Throughout this experience, I was really trying to approach this as an opportunity for God to show up, to do what He wanted through whatever means He chose, and focus on what I knew rather than what I felt. As a rule, I’m not ruled by my emotions. I just look at whatever the facts of a situation are and respond accordingly, hopefully in a measured manner. What I know about my situation is that I have been through a partial glossectomy and a radical neck dissection as treatment for squamous cell carcinoma. The reality of what has actually happened to me physically is that my tongue was cut in order to remove a tumor, affecting my speech and eating. My neck was also carved up and I have a rather ugly looking scar at the moment. I bite my tongue at least once at every meal because it is still partially numb. The left side of my neck and ear are numb, and I’m having to work to regain the range of motion in my left shoulder and my neck gets stiff if I don’t keep moving it. Because my ear has been numb, I got a rather nasty burn with a curling iron because I couldn’t feel it. Those are the things I know about my present situation.

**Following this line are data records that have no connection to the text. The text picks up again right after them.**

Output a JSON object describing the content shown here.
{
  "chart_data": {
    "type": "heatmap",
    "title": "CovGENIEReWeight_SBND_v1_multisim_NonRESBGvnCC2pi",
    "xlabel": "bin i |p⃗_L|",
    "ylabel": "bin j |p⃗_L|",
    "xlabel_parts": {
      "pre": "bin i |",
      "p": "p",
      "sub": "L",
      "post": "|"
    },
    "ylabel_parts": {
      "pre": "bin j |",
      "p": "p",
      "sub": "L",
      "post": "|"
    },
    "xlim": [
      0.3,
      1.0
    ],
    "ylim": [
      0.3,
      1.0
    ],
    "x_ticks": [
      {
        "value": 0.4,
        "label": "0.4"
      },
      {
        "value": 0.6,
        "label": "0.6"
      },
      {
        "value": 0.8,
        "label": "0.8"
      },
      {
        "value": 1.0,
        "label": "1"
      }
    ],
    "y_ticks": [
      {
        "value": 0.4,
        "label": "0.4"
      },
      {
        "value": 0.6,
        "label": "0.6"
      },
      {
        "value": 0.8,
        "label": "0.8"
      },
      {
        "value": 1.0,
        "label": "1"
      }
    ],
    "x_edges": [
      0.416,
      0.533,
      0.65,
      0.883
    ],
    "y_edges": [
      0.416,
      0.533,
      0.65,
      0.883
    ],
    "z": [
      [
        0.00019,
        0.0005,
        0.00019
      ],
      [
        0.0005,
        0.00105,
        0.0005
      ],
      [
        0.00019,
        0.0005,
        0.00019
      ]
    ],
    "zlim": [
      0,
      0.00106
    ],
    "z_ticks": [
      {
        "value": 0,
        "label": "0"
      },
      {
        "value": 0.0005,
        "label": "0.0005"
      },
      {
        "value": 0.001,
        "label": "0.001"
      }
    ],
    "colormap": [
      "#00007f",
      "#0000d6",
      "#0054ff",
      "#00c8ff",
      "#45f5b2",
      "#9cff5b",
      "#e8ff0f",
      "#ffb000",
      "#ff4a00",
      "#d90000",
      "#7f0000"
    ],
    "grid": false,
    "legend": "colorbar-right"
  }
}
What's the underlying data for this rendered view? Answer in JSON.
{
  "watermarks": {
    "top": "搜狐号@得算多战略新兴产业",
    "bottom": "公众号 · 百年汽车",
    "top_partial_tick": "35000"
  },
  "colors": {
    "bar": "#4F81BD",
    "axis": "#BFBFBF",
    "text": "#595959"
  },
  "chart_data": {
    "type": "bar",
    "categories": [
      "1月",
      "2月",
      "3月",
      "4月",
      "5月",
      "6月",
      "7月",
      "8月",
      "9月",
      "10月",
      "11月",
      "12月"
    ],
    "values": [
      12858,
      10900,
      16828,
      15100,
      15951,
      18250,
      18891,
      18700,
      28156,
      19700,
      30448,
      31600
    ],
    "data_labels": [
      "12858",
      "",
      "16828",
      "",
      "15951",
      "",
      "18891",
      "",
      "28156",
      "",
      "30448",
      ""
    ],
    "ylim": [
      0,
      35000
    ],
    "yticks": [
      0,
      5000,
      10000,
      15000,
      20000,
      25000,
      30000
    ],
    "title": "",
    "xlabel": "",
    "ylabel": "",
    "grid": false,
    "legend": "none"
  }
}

And how do I feel about all of this? Depending on the moment, I can move through the days doing what I need and want to do without too much difficulty. However, if I have to speak to someone and concentrate on every sound I make, I become very frustrated and upset that my mouth won’t do what I want it to. If I look in a mirror, the stark reality of my scar is staring back at me and I want to hide. I have trouble even doing my hair because my left arm and shoulder no longer function the way they did before the dissection, and picking up a gallon of milk is next to impossible if I do it with just my left hand. In short, I want to go back to the way I used to be, before a cancer diagnosis brought changes I never saw coming. It’s astounding how much life can change in the span of three months.

So what do I do with this mix of knowing and feeling, and where is God in the middle of all of this? The incredible, amazing, awesome truth is that God has been here all along, before the diagnosis, during the surgeries, through the therapy, sustaining me, healing the broken places in my body, giving me an incredible support system of friends and family, and most of all, during those dark times of the soul, He’s held me and reminded me how much He loves me. This did not come as a surprise to Him, and for reasons I don’t understand, He allowed this to happen and has a purpose in all of it, again not something I understand. Music has again been a source of incredible comfort, those words that speak to the truth of who God is, and that I am not the only hurting person who needs the comfort of a loving Father. These words from a song entitled “Do It Again” are so powerful: “I know the night won’t last, Your word will come to pass, my heart will sing Your praise again. Jesus You’re still enough, keep me within Your love. My heart will sing Your praise again. Your promise still stands, great is Your faithfulness. I’m still in Your hands, this is my confidence: You’ve never failed me yet. And I never will forget.”